A point of view about point of care testing for diagnostic microbiology in the US: What we have, what we need, what is on the way?
Joint Conference on GLOBAL APPLIED MICROBIOLOGY CONFERENCE & International Congress on MICROBIAL & BIOCHEMICAL RESEARCH AND TECHNOLOGIES
October 18-19, 2017 Toronto, Canada
Nancy S Miller
Boston Medical Center, USA
Scientific Tracks Abstracts : Microbiology: Current Research
The last decade has seen an explosion of new technology and diagnostics in clinical microbiology. So, where are all the tests for infectious diseases at the point of care? Can we find the Holy Grail of diagnostics or does something else define its success? What does the US point of care quest have in common with the global healthcare community and vice-versa? This presentation looks at near patient testing for infectious diseases as it evolves in the US, both because of and despite the influence of global medicine and ex-US markets. A view from both ends of the telescope is presented to provide up-close and wide-angle perspectives. To that end, clinical case-based examples introduce and illustrate a system-based interrogation of considerations: the mythology of laboratory decentralization, want versus need, technology versus innovation, barriers to implementation, biosafety, governance, quality management, and outcome analysis.
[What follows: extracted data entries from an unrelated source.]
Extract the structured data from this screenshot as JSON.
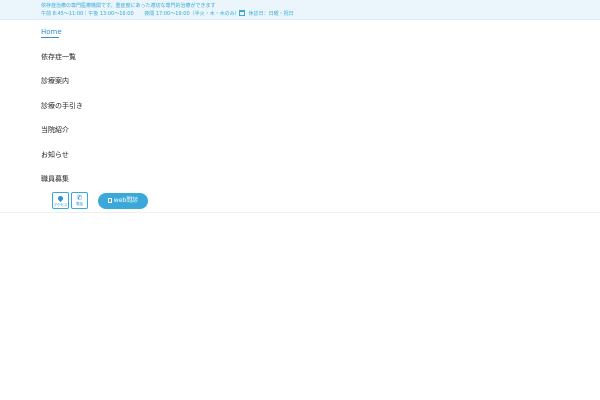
{
  "topbar": {
    "tagline": "依存症治療の専門医療機関です。重症度にあった適切な専門的治療ができます",
    "hours_day": "午前 8:45～11:00｜午後 13:00～16:00",
    "hours_evening": "夜間 17:00～19:00（半火・木・木のみ）",
    "holiday": "休診日：日曜・祝日",
    "calendar_icon": "calendar-icon"
  },
  "nav": {
    "home": "Home",
    "items": [
      "依存症一覧",
      "診療案内",
      "診療の手引き",
      "当院紹介",
      "お知らせ",
      "職員募集"
    ]
  },
  "actions": {
    "access_label": "アクセス",
    "access_icon": "map-pin-icon",
    "phone_label": "電話",
    "phone_icon": "phone-icon",
    "web_label": "web問診",
    "web_icon": "document-icon"
  },
  "colors": {
    "accent": "#3aa8d8",
    "link": "#2f8fd0",
    "topbar_bg": "#eaf6fb",
    "text": "#222222"
  }
}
Nancy S Miller is a board-certified Pathologist and a Clinical Microbiologist-Laboratory Director with more than 15 years’ experience in infectious disease diagnostics and patient care. She has earned an MD with distinction in research from SUNY-Stony Brook and completed her residency in Anatomic and Clinical Pathology and fellowship training in Medical Microbiology, all at the Johns Hopkins Medical Institutions. Currently, she is the Medical Director of Clinical Microbiology and Molecular Diagnostics at Boston Medical Center, where she is immersed in the daily challenges of diagnostic microbiology and process improvement. Also, she is an Associate Professor in the Department of Pathology and Laboratory Medicine at Boston University School of Medicine. These responsibilities complement her translational research in innovative and improved diagnostics for infectious diseases, method comparisons, and outcome studies. Recent work includes PI-initiated commercial grants and academic collaborations with Boston University colleagues including NIH-supported projects.